Using the model to propose the optimal locations for installing chargers on Stockholm’s bus network, energy technology researcher Maria Xylia at KTH Royal Institute of Technology reported that the fleet could halve CO2 emissions while lowering energy consumption by 34%, if the city installed 150 chargers to electrify 94 bus routes.
The 40% savings in fuel costs would balance out the projected costs of investments in infrastructure such as chargers and connection to the grid, says Xylia, who developed the model in cooperation with the International Institute for Applied System Analysis (IIASA).
Xylia, a researcher at the Energy and Climate Studies Unit and Integrated Transport Research Lab at KTH, developed the model as part of her stay at the Young Scientists Summer Program of 2016 at IIASA with a grant sponsored by the Swedish Research Council, Formas.
While that forecast is based on optimised energy usage, the model also offers users the option of cost optimisation. In Stockholm’s case, a cost-optimised scenario would mean fewer electrified bus lines, but lower energy consumption nevertheless – albeit with a slightly-less-extensive estimate of 40% reduction in emissions.
Xylia says that the model allows for multiple bus charging technologies and even takes into account potentially rising electricity costs in the estimates. “But as long as electricity prices remain in this range, the infrastructure cost would balance the fuel savings.”
However, in order to gain the maximum environmental benefits of electrification, the electricity needs to come from renewable sources, she says. “If you look at the energy mix throughout the EU, you will see a difference – it’s a totally different story from Sweden. You have to have green energy in order to maximise environmental benefit.”
The model can be applied to any city as a basis for decision-making, Xylia says. “As long as you have a detailed map of the bus network and a reliable bus schedule, then you can do this for any city,” she says. “London is much bigger than Stockholm, but if they have this data, then we can generate optimised energy and cost scenarios for that system.”

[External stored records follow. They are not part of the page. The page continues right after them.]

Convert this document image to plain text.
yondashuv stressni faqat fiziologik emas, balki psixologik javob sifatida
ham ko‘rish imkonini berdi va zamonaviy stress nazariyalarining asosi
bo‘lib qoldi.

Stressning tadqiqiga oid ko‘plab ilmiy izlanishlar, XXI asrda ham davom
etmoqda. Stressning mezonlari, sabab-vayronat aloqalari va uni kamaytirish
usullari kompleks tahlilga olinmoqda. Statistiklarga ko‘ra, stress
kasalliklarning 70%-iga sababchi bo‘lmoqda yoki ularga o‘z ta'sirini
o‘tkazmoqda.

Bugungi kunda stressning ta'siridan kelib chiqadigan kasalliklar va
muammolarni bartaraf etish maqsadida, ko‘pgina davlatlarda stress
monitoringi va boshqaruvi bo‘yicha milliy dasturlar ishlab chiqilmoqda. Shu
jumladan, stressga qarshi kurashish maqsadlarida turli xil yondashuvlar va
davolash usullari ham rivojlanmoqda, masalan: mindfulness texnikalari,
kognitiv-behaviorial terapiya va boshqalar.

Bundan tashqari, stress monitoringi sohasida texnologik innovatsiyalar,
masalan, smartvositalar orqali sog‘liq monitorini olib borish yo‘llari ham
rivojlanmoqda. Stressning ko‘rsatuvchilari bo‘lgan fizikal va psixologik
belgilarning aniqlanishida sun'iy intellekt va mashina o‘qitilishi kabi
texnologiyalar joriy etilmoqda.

A complete dissemination of the model will be published at a later date. The project is connected with IIASA’s work on energy system optimisation methodologies that can be used on the local, regional and national scale, says one of Xylia’s supervisors on the project, Florian Kraxner, deputy director of IIASA’s Ecosystems Services and Management Program.

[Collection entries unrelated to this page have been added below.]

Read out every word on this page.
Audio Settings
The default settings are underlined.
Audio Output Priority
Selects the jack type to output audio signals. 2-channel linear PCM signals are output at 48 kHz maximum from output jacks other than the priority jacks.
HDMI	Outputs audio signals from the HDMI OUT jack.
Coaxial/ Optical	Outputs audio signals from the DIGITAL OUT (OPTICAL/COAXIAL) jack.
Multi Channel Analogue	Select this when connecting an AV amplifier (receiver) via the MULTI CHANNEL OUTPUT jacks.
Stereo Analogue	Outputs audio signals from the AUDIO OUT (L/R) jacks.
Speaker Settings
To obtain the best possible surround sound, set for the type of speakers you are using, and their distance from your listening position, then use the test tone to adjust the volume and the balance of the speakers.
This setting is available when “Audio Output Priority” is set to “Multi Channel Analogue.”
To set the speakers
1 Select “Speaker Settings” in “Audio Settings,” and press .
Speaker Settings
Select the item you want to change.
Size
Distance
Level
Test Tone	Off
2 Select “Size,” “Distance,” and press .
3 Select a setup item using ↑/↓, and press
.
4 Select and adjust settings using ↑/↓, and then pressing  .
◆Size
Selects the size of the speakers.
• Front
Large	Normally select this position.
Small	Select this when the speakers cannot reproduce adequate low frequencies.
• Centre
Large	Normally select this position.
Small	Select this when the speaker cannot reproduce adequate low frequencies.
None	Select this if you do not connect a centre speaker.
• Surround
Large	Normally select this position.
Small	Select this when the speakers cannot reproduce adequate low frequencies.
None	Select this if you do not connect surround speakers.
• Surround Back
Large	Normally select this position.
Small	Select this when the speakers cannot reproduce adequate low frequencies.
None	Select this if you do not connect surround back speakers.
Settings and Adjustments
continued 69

One such model is IIASA’s BeWhere, which is the basis for the bus electrification analysis tool. Kraxner says that adapting the BeWhere model to transport is a step towards making cities energy efficient and reducing their carbon footprint.
“Cities and urban areas will soon become the major driver for energy demand globally,” says IIASA researcher Sylvain Leduc, who served as Xylia’s co-supervisor. “Many cities are still using a combination of different kinds of busses and tramways. These combined road and rail urban grids can be assessed an optimised in an integrated way.”
The research is part of the project “Wireless Bus Stop Charging," which is funded by the Swedish Energy Agency. The project’s aim is to implement, test and evaluate the potential of wireless charging for buses in city traffic to reduce emissions, improve energy efficiency and decrease fossil-fuel dependence through electrification.
The project partners include Scania, Stockholm’s Public Transport Authority SL, energy utility company Vattenfall, and the municipality of Södertälje.